Office of the Franchising Mediation Advisor
This is the official website of the Office of the Franchising Mediation Adviser (OFMA) established under the Franchising Code of Conduct.
The Franchising Mediation Adviser is appointed by the Commonwealth government, to assist franchisors and franchisees resolve their disputes under the Code, without having to go to court. The OFMA maintains a panel of experienced and qualified mediators in each state and on request of either the franchisor or franchisee, the Adviser appoints mediators who can assist the parties in resolving their disputes.
The Code, is a mandatory code prescribed by regulation under s. 51AE of the Competition and Consumer Act 2010. The aim of the Code is to improve the transparency and clarity of commercial transactions and reduce the costs of disputes that occur in the franchising industry.

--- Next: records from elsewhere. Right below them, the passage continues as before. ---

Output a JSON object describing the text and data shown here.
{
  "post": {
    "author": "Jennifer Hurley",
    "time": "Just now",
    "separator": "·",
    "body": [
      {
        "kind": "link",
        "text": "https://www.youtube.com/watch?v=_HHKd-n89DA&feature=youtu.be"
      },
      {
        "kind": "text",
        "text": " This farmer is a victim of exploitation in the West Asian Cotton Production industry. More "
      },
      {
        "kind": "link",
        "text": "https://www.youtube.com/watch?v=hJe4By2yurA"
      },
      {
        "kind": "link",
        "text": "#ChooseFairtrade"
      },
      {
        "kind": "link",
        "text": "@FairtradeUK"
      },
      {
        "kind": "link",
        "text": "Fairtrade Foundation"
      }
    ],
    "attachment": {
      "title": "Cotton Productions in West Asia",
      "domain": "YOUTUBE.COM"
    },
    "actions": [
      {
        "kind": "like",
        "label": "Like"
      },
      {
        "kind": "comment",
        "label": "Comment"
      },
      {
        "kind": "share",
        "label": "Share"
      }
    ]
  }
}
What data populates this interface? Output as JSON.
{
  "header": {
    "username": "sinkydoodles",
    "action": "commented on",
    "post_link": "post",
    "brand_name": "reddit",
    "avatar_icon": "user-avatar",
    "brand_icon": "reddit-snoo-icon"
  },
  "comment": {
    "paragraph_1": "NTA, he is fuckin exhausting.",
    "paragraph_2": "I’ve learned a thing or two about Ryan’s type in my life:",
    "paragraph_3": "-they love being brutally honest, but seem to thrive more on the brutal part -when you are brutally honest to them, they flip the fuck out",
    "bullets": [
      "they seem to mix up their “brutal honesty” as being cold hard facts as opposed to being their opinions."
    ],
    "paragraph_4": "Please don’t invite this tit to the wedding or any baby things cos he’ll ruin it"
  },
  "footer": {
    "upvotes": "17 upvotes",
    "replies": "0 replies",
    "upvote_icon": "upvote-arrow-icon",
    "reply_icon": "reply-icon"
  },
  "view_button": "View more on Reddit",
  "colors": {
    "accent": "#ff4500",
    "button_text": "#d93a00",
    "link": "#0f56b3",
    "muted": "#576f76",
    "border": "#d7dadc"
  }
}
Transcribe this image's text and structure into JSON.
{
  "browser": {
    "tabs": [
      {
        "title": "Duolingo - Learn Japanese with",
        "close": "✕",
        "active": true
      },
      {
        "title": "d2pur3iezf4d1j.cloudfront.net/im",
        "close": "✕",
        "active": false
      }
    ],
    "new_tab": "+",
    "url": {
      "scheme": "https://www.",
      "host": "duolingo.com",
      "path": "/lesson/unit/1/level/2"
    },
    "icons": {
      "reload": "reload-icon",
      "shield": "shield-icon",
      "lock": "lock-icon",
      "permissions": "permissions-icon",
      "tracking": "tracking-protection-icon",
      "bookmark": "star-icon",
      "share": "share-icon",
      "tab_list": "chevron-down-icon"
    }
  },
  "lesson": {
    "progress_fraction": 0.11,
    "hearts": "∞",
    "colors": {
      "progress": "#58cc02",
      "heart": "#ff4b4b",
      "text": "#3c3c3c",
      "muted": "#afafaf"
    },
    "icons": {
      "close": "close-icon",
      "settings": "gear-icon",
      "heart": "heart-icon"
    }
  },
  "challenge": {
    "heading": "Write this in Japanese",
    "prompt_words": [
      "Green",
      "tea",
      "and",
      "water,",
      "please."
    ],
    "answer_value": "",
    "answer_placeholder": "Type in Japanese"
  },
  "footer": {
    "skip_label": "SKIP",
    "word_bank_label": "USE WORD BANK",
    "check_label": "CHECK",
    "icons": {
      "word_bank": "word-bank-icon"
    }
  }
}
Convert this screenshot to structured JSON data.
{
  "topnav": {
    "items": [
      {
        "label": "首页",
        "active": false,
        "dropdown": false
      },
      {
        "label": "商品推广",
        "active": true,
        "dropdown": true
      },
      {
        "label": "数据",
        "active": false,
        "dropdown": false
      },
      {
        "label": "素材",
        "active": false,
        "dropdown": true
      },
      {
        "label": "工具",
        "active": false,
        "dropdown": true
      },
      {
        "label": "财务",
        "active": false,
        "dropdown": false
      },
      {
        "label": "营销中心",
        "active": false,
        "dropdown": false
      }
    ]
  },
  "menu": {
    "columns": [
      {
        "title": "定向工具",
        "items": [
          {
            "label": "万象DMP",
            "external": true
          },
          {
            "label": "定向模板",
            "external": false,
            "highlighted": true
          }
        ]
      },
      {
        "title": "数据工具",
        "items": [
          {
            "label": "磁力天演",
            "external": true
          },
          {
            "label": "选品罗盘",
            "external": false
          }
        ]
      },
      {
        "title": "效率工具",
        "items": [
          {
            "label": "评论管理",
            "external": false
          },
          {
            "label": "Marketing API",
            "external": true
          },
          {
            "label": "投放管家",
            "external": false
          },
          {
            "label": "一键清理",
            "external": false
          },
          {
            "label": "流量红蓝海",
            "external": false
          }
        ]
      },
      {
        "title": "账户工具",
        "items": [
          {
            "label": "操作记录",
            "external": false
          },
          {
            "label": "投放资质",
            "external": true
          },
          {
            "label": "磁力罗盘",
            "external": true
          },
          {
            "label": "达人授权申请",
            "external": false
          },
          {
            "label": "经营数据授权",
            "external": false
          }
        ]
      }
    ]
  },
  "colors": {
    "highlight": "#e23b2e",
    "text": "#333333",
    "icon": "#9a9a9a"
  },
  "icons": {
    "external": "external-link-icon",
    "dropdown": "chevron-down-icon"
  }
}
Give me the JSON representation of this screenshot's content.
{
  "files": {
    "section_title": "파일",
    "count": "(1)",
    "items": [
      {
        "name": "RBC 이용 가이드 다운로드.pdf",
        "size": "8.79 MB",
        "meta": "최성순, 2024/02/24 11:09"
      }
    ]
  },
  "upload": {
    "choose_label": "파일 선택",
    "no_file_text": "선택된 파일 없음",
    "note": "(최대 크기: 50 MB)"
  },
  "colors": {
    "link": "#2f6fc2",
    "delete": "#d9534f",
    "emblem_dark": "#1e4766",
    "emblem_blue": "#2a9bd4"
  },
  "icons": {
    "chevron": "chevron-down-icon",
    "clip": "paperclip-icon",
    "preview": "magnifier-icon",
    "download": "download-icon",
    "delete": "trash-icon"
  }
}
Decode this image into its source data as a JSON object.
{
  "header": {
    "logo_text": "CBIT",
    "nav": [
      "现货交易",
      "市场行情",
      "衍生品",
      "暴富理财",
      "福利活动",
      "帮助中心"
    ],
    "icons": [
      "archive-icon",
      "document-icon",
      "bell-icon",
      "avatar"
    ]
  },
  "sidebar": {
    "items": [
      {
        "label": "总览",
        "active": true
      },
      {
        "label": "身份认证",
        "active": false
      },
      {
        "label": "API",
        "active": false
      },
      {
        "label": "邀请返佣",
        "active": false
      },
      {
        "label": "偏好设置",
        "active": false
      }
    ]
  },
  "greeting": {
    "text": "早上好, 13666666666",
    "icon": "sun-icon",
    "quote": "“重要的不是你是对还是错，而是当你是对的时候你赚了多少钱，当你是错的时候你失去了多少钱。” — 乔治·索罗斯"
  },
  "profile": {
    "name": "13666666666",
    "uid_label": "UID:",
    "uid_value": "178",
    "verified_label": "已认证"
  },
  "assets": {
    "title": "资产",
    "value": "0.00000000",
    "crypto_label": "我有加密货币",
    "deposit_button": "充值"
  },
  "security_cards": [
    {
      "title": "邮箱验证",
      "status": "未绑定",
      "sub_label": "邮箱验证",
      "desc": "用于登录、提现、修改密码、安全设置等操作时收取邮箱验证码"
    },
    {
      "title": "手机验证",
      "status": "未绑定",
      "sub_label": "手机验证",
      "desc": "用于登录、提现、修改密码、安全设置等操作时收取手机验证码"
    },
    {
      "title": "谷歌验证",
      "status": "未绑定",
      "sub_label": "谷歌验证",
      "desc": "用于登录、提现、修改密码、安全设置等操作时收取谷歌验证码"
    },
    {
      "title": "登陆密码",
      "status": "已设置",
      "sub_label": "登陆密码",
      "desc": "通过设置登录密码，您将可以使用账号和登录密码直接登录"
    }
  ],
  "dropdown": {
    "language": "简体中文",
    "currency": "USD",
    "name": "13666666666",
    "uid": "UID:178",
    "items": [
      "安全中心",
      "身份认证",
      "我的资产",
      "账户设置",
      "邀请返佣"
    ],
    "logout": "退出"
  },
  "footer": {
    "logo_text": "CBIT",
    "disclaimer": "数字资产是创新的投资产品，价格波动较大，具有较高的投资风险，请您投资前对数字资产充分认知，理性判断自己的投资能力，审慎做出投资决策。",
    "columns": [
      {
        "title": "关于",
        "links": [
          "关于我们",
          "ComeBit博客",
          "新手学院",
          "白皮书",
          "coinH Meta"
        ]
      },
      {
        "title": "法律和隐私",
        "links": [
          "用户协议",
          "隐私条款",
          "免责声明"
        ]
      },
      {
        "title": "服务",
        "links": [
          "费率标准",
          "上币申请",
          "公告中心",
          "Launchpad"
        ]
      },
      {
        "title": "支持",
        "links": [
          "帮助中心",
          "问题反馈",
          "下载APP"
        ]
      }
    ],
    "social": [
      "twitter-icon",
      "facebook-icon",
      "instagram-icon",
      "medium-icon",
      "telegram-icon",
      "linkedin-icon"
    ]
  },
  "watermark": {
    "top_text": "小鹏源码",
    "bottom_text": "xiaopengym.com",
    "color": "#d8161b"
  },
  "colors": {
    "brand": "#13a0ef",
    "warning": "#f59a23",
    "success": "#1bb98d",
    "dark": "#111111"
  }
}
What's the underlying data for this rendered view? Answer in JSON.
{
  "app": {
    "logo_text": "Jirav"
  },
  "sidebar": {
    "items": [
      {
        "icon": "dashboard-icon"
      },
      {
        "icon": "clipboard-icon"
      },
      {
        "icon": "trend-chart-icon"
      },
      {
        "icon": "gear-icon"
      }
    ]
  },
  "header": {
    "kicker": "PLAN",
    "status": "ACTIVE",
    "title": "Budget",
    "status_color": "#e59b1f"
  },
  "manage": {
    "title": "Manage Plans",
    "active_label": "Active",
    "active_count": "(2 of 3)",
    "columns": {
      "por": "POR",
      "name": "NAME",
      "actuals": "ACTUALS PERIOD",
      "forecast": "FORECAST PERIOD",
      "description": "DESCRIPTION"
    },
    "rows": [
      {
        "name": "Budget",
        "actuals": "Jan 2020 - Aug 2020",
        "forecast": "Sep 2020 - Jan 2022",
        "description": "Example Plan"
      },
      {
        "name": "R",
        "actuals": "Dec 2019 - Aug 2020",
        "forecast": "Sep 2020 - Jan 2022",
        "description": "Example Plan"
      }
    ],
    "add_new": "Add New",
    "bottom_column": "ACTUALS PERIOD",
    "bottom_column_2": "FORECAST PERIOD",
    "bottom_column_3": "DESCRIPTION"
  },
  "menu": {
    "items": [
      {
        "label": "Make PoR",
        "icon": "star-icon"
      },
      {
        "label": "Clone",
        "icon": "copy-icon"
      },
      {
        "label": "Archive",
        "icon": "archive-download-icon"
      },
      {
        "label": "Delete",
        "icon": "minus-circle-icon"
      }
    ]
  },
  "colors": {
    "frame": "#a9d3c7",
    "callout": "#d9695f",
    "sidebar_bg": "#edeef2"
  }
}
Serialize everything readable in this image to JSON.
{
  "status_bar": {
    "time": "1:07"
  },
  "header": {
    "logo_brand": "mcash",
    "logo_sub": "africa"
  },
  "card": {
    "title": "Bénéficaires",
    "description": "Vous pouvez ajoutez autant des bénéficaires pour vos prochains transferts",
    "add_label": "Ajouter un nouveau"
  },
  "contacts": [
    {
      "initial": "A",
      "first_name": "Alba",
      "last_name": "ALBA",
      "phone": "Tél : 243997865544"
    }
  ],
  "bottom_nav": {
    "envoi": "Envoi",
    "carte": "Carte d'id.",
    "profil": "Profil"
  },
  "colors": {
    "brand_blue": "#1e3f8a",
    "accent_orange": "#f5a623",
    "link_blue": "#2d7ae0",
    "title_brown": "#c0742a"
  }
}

As the OFMA is funded by the federal government, there is no charge to contact the OFMA and discuss your dispute, enquire about the resolution service or request that a suitable mediator be identified and appointed to resolve your dispute. The mediator’s fees, which are capped by agreement are paid by the parties.
Dispute Resolution Service
The Franchising Mediation Adviser provides mediation services under the Franchising Code. If you are a franchisee or a franchisor involved in a dispute, you can get assistance here.
You can contact the OFMA by making a free telephone call to 1800 472 375 to discuss your complaint, find out what assistance is available and whether the Code applies to your business relationship. You can also complete the On-Line Enquiry to lodge your complaint for immediate attention.
If you are a franchisee or a franchisor involved in a dispute and decide to use the Code’s dispute resolution process, then the Code requires that the other party must comply. In the first instance, the Code requires the parties to attempt to resolve their dispute by negotiation and, if that fails, to participate in mediation.
The Mediation Adviser has established a panel of qualified and skilled mediators to provide low cost mediation services under the Code. At your request, an industry experienced mediator can be appointed to assist with the resolution of the dispute under the Code. You can request that a mediator be appointed to assist with the resolution of your dispute by making a Request for a Mediator Appointment.
Mediation under the Code
A mediator is an independent third party, who will work with the franchisee and the franchisor to try and resolve their dispute. Mediators do not give legal advice nor make decisions like a judge; instead they assist the parties to come together and negotiate an outcome that is acceptable to all of them.
Who are the mediators?
They are usually industry participants, people with franchising experience and lawyers who have been trained and accredited under the National Mediator Accreditation standards and have years of practical experience in assisting people resolve their disputes collaboratively.
The Adviser maintains a panel of experienced and accredited mediators.
The Adviser will appoint a mediator from the panel, usually dependent on the state in which the parties want the mediation to be held. Once appointed, the mediator decides:
• how the mediation will be carried out
• the time and place for the mediation (subject to the requirement that it must be conducted in Australia), and
• the date on which the mediation commences, for the purpose of the Code.
The parties must attend the mediation and negotiate in good faith, or could face a civil penalty. Either party may be assisted or represented at the mediation instead of attending in person. However, their representative must have the authority to enter into an agreement to settle the dispute.
The Code and the franchise agreement are legal documents and contain specific protections requiring each party to the franchise relationship, to take various actions. It may also be necessary to consider whether the relationship is even governed by a “franchising” agreement.
Where difficulties occur, it is recommended that the parties consider consulting a lawyer who can provide specific advice. The OFMA and the Adviser cannot provide legal advice as part of the appointment service, neither can the mediator.